Ознакомительная версия.
– Ты, камень, унеси все зло, причиненное моей душе и моему телу. От первого ужасного опыта и до сегодняшнего дня, когда я сближаюсь с богатыми мужчинами и позволяю им делать с собою все, что им угодно, а потом плачу в три ручья. И все это ради их связей, ради денег, ради нарядов и прочего тлена. Сама творю эти ужасы, сама же ими терзаюсь.
– Вы так несчастливы? – еще сильнее удивился Астрюк. Прокатились, называется, на побережье приятно провести время…
Я все швыряла и швыряла камни и никак не могла остановиться, и ярость, которая мной овладела, поразила меня саму. Завтрашний день больше не был завтрашним днем, и настоящее не было настоящим, и я словно провалилась в выкопанный мною колодец, и от каждого моего движения он становился все глубже. Вокруг прогуливались люди, играли дети, чайки выписывали в небе странные фигуры, а море было куда безмятежнее, чем мне бы хотелось.
– Ты, камень, лети в мой огород! Зачем я все время ищу приятия и уважения? Я ничего никому не должна. Зачем я теряю время, зачем хлопочу, зачем потом раскаиваюсь и погружаюсь во тьму, которая порабощает меня, приковывает меня к скале, отдает на поживу хищным птицам?

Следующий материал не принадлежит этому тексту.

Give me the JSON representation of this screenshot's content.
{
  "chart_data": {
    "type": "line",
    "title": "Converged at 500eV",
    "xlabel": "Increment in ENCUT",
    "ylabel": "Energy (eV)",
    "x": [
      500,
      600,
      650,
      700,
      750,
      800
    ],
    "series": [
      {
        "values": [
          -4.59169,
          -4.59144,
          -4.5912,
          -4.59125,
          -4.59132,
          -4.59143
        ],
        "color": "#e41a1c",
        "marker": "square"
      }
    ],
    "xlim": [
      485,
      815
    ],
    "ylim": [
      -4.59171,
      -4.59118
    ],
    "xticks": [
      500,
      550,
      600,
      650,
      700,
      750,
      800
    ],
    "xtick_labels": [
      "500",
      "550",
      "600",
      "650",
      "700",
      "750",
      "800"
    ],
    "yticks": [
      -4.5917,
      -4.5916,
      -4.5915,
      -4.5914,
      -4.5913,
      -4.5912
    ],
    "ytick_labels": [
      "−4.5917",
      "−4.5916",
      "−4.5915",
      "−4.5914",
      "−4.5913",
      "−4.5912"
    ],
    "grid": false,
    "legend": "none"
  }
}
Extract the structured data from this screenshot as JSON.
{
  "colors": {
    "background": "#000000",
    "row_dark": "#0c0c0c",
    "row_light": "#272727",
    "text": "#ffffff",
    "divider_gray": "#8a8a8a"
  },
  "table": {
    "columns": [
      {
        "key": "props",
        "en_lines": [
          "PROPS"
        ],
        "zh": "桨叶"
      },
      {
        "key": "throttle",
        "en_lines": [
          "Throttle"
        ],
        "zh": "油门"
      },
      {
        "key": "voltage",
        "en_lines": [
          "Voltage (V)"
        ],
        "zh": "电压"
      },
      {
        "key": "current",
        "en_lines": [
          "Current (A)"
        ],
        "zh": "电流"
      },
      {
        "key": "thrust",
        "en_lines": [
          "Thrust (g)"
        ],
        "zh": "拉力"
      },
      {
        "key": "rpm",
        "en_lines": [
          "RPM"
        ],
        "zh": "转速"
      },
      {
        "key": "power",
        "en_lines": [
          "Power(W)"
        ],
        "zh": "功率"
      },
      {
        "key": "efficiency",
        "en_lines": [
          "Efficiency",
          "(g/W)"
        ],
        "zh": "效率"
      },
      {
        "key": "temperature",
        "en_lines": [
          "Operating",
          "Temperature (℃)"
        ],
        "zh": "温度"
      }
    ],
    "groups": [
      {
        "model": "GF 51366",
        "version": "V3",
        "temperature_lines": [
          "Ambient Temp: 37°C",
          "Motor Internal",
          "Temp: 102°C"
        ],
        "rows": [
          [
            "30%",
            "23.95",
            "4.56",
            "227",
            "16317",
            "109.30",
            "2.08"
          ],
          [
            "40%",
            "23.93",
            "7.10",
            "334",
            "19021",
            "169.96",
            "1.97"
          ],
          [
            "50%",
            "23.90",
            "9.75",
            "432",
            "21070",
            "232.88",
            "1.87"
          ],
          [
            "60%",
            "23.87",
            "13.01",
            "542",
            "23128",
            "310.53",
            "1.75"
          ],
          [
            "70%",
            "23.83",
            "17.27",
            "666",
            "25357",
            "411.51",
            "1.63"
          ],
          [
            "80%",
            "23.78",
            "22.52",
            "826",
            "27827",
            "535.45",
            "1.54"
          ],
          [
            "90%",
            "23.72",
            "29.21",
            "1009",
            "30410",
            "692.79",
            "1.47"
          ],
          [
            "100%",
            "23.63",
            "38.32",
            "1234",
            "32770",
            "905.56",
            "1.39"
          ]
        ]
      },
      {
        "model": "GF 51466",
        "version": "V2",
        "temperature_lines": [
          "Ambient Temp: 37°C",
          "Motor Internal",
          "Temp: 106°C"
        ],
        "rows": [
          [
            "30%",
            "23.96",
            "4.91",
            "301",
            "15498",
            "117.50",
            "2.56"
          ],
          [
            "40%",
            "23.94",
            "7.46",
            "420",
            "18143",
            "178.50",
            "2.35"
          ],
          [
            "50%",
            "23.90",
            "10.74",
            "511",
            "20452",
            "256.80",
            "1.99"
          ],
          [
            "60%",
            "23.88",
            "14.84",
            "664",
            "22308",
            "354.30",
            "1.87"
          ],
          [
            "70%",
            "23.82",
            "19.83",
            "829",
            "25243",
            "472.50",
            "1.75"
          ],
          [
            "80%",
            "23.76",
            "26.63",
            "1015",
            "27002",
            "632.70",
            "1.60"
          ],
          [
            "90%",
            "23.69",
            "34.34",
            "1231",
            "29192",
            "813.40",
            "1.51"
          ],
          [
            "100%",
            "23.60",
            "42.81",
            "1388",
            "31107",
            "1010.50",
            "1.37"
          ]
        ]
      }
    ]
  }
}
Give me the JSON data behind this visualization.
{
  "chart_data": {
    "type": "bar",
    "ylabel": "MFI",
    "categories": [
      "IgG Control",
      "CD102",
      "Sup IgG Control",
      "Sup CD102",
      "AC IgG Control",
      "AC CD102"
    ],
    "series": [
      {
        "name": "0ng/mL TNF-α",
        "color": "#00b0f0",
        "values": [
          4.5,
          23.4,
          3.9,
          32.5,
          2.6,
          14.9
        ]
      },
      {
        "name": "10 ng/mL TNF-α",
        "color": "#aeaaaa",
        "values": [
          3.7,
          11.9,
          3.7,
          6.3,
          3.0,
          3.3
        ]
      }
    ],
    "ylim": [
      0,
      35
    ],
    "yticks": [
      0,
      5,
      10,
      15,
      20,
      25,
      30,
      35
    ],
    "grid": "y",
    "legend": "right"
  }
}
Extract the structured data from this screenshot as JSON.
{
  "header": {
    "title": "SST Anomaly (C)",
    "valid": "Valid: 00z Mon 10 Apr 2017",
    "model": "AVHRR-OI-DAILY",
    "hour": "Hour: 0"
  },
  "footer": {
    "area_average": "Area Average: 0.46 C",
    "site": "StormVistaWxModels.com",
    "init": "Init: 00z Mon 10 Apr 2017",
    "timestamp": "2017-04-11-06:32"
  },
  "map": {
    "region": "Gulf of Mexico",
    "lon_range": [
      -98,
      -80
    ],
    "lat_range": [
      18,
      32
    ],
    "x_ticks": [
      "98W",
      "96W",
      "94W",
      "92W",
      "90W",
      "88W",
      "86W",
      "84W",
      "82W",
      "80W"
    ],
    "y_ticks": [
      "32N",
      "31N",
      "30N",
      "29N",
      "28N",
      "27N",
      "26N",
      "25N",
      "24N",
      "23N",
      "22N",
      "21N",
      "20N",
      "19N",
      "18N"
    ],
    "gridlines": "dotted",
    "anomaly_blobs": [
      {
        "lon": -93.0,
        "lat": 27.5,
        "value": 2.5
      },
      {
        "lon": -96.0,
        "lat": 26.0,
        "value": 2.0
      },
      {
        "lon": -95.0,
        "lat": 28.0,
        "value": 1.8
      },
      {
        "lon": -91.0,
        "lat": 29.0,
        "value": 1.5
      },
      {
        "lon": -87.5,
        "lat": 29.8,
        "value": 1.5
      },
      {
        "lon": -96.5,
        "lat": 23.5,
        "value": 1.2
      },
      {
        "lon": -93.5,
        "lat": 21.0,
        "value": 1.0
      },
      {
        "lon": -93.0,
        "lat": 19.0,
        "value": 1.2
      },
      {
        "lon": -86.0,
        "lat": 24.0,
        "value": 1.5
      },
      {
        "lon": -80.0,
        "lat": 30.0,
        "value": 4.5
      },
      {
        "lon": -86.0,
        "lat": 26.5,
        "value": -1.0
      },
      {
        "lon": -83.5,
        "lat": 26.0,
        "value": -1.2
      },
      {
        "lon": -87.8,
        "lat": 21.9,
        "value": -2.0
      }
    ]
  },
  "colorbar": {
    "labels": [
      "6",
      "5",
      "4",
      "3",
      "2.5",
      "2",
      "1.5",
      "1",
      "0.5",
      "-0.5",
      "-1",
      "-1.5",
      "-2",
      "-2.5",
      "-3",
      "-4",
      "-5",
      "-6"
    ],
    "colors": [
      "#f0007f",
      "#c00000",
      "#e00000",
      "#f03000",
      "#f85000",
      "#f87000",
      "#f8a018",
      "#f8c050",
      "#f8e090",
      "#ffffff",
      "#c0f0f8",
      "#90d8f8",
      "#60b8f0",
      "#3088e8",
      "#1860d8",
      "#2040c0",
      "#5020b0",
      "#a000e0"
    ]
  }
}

Мне никак не удавалось заплакать. Камни шлепались в воду, быть может, на дне они сложатся и воссоздадут Маргарету Зелле. Но я не хотела снова стать ею, той женщиной, которая заглянула в глаза жены Андреаса и ясно там прочитала, что наша судьба расписана наперед до мельчайших подробностей: нам надлежит родиться, выучиться, найти себе мужа, связать с ним жизнь – пусть даже он будет худшим человеком на земле, лишь бы окружающие не решили, что нас никто не хочет, что мы никому не нужны, – родить ему детей, состариться и провести остаток дней на стульчике у дома, глазея на прохожих, притворяясь, будто мы все в этой жизни поняли и знаем, и не умея заставить замолчать сердце, которое твердит: «Ты могла бы хотя бы попытаться жить иначе».
Над нами раздался истошный вопль чайки. Птица пролетела так близко, что Астрюк невольно вскинул руку, защищая глаза. Ее крики вернули меня к действительности, я снова была знаменитостью, уверенной в себе и своей красоте.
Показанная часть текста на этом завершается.